Segundo ela, ao invés de se responsabilizar para evitar o crescimento da fome, o governo Bolsonaro preferiu usar o problema de forma leviana para atacar as medidas de distanciamento social adotadas para reduzir o contágio pela Covid-19.
Pnae e PAA
Representantes da Confederação dos Trabalhadores na Agricultura (Contag) e do Movimento de Pequenos Agricultores (MPA) denunciaram durante a audiência pública o desmonte de políticas públicas que poderiam amenizar a situação de insegurança alimentar enfrentada atualmente pelo País.
“O Brasil precisa fortalecer políticas públicas como o Pronaf – voltado a produção da agricultura familiar – o Programa de Aquisição de Alimentos (PAA) e o Programa Nacional de Alimentação Escolar (Pnae), que poderiam contribuir com a segurança alimentar da população brasileira”, explicou Edjane Rodrigues, Secretária de Políticas Sociais da Contag.

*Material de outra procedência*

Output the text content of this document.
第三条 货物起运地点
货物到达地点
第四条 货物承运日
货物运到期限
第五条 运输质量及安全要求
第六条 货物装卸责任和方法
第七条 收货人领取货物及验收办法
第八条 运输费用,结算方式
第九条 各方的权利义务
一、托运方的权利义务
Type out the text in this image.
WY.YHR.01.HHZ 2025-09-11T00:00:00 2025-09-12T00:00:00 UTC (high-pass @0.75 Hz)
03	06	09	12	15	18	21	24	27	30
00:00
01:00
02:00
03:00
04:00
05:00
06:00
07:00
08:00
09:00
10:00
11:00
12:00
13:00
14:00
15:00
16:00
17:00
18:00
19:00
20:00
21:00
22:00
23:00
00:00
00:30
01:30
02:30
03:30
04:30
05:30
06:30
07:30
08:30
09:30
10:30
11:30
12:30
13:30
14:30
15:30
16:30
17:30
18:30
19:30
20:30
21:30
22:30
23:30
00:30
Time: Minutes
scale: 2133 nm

Ela disse ainda que o Brasil precisa pensar o pós-pandemia e adotar programas para resolver o problema da insegurança alimentar no País como Renda Mínima, o retorno do Conselho Nacional de Segurança Alimentar e Nutricional (Consea) – extinto pelo governo Bolsonaro – e uma reforma agrária de verdade.
Lei Assis Carvalho
E o representante do MPA, Claudeilton Luiz, além de defender a recomposição do orçamento dos mesmos programas sociais também destacou a necessidade de o Congresso aprovar a Lei Assis Carvalho 2 (PL 823/2021), que trata prioritariamente da renegociação das dívidas de pequenos agricultores.
No ano passado, mesmo após aprovado pelo Congresso Nacional, o presidente Jair Bolsonaro vetou a primeira versão da Lei Assis Carvalho (PL 735/2020). A proposta criava medidas emergenciais de amparo aos agricultores familiares para atenuar os impactos socioeconômicos da pandemia de coronavírus.
Também participaram da audiência pública a relatora nacional para o Direito Humano à Alimentação da Plataforma DHESCA, Mariana Santarelli; a coordenadora do Programa de Alimentação Adequada e Saudável do Idec, Janine Giuberti; o coordenador da Comissão dos(as) Presidentes(as) dos Conseas Estaduais (CPCE), Jean Pierre; a diretora-geral e representante da Aliança de Controle do Tabagismo (ACT Promoção da Saúde), Paula Johns; e o presidente da Associação Brasileira da Indústria de Alimentos (Abia), João Dornellas.